Despite its allure, hydrogen is exceedingly hazardous: its flammability limit in a gas-air combination is substantially higher than hydrocarbons’. As a result, detecting hydrogen in the air is a critical responsibility for avoiding emergency scenarios linked with its leaking.
MAI is focusing its efforts on this issue. The Russian Science Foundation’s 2021 competition for funds in the field of “doing basic scientific research and exploratory scientific research by small individual scientific groups” was won by a project to build a selective thermal catalytic hydrogen sensor.
The project is being worked on by a group of graduate students, employees, and graduates from the Department of Radioelectronics, Telecommunications, and Nanotechnologies of the Moscow Aviation Institute’s Institute No. 12 Aerospace Science-Intensive Technologies and Production, led by Professor Alexander Baranov.
The Scientific and Technical Center for Measuring Gas-Sensing Sensors named after V.I. E.F. Karpov, which possesses technological capabilities for producing thermal catalytic sensors as well as analytical equipment for studying their parameters and properties, showed great interest in the work.

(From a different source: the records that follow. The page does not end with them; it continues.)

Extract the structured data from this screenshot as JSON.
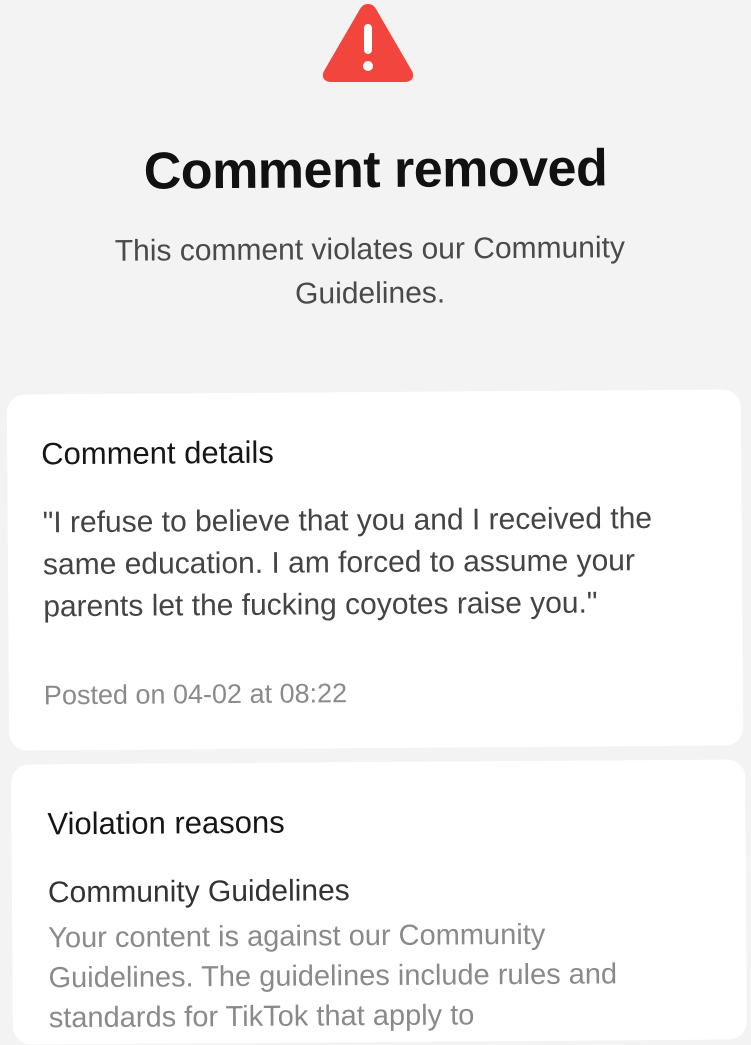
{
  "header": {
    "icon": "warning-triangle-icon",
    "icon_color": "#f1453d",
    "title": "Comment removed",
    "subtitle": "This comment violates our Community Guidelines."
  },
  "comment_details": {
    "heading": "Comment details",
    "text": "\"I refuse to believe that you and I received the same education. I am forced to assume your parents let the fucking coyotes raise you.\"",
    "posted": "Posted on 04-02 at 08:22"
  },
  "violation": {
    "heading": "Violation reasons",
    "reason_title": "Community Guidelines",
    "reason_description": "Your content is against our Community Guidelines. The guidelines include rules and standards for TikTok that apply to"
  }
}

The most significant measurement range for hydrogen in air is from 0.1 vol. percent (lowest limit of hydrogen detection determined in different nations) to 2 vol. percent in terms of averting explosive scenarios (50 percent of the lower concentration limit of flame propagation). Thermal catalytic sensors are the best choice for this category. In compared to others, they have extra advantages such as low cost, compact size, and weight.

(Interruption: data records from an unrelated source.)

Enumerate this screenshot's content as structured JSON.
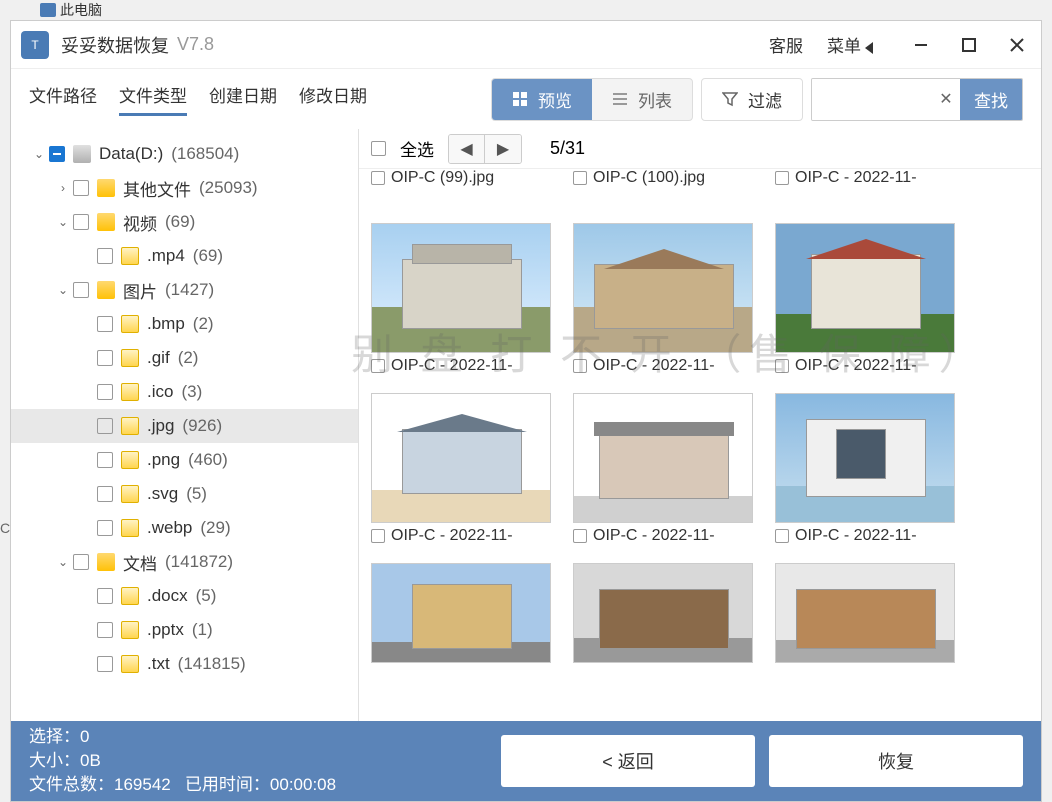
{
  "app": {
    "title": "妥妥数据恢复",
    "version": "V7.8"
  },
  "titlebar": {
    "service": "客服",
    "menu": "菜单"
  },
  "tabs": {
    "path": "文件路径",
    "type": "文件类型",
    "created": "创建日期",
    "modified": "修改日期"
  },
  "toolbar": {
    "preview": "预览",
    "list": "列表",
    "filter": "过滤",
    "search": "查找"
  },
  "tree": {
    "root": {
      "name": "Data(D:)",
      "count": "(168504)"
    },
    "other": {
      "name": "其他文件",
      "count": "(25093)"
    },
    "video": {
      "name": "视频",
      "count": "(69)"
    },
    "mp4": {
      "name": ".mp4",
      "count": "(69)"
    },
    "image": {
      "name": "图片",
      "count": "(1427)"
    },
    "bmp": {
      "name": ".bmp",
      "count": "(2)"
    },
    "gif": {
      "name": ".gif",
      "count": "(2)"
    },
    "ico": {
      "name": ".ico",
      "count": "(3)"
    },
    "jpg": {
      "name": ".jpg",
      "count": "(926)"
    },
    "png": {
      "name": ".png",
      "count": "(460)"
    },
    "svg": {
      "name": ".svg",
      "count": "(5)"
    },
    "webp": {
      "name": ".webp",
      "count": "(29)"
    },
    "doc": {
      "name": "文档",
      "count": "(141872)"
    },
    "docx": {
      "name": ".docx",
      "count": "(5)"
    },
    "pptx": {
      "name": ".pptx",
      "count": "(1)"
    },
    "txt": {
      "name": ".txt",
      "count": "(141815)"
    }
  },
  "main": {
    "selectAll": "全选",
    "pageInfo": "5/31"
  },
  "files": {
    "f0": "OIP-C (99).jpg",
    "f1": "OIP-C (100).jpg",
    "f2": "OIP-C - 2022-11-",
    "f3": "OIP-C - 2022-11-",
    "f4": "OIP-C - 2022-11-",
    "f5": "OIP-C - 2022-11-",
    "f6": "OIP-C - 2022-11-",
    "f7": "OIP-C - 2022-11-",
    "f8": "OIP-C - 2022-11-"
  },
  "watermark": "别  盘 打 不 开 （售    保 障）",
  "footer": {
    "selected_lbl": "选择：",
    "selected_val": "0",
    "size_lbl": "大小：",
    "size_val": "0B",
    "total_lbl": "文件总数：",
    "total_val": "169542",
    "time_lbl": "已用时间：",
    "time_val": "00:00:08",
    "back": "< 返回",
    "recover": "恢复"
  },
  "peek": "此电脑"
}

Despite the fact that catalytic thermal sensors have been around for decades, they are employed to measure hydrogen in the same way as they are for flammable gases and vapors. The purpose of the team’s study was to modify thermal catalytic sensors to enhance characteristics while detecting hydrogen since hydrogen and hydrocarbons have too dissimilar features, such as combustion temperature, fluidity, and explosiveness (sensitivity, response time, operating voltage, and others).
A sensor’s selectivity refers to its capacity to respond to only one chemical in a gas mixture. A catalyst is used to do this. As a result, experts must develop a catalyst that would allow the sensor to detect hydrogen while remaining unaffected by other gases.
Working with hydrogen requires a temperature of 300-400 degrees. The project’s strategic aim is to do selective hydrogen measurements in air or in combinations with other flammable gases at temperatures around room temperature. This will improve workplace safety (by lowering the amount of explosion risk) while also lowering power consumption and extending battery life.
In gas sensors, platinum group metals operate as catalysts, but not all of them have been employed for hydrogen monitoring before. The study is unique in that it uses iridium (Ir) and rhodium (Rh) catalysts in their pure form, as well as combined with platinum (Pt) and palladium (Pd) (Pd).
To enhance the characteristics and performance of thermal catalytic sensors, such as selectivity, sensitivity, response time, sensor temperature, long-term stability, and power consumption, research is being undertaken on different platinum group catalysts.
It was possible to reduce the operating temperature of the thermal catalytic sensor to approximately 80 oC as a result of optimizing the structure and composition of the catalyst of the thermal catalytic sensor, as well as changing the classical approach for measurements, whereas the operating temperature of the thermal catalytic sensor had previously been above 250 oC with similar measurements (in Russia and abroad). The sensitivity of the sensor determines the lower limit of the temperature range in this scenario. The next step is to test the sensor’s long-term stability.
“When detecting hydrogen, the sensor characteristics do not degrade over time like they do when monitoring other flammable and explosive gases.” Furthermore, to test hydrocarbons, a high temperature (400-450 o) is required, which promotes catalyst deterioration,” Alexander Baranov says.
In 2023, the project is expected to be finished.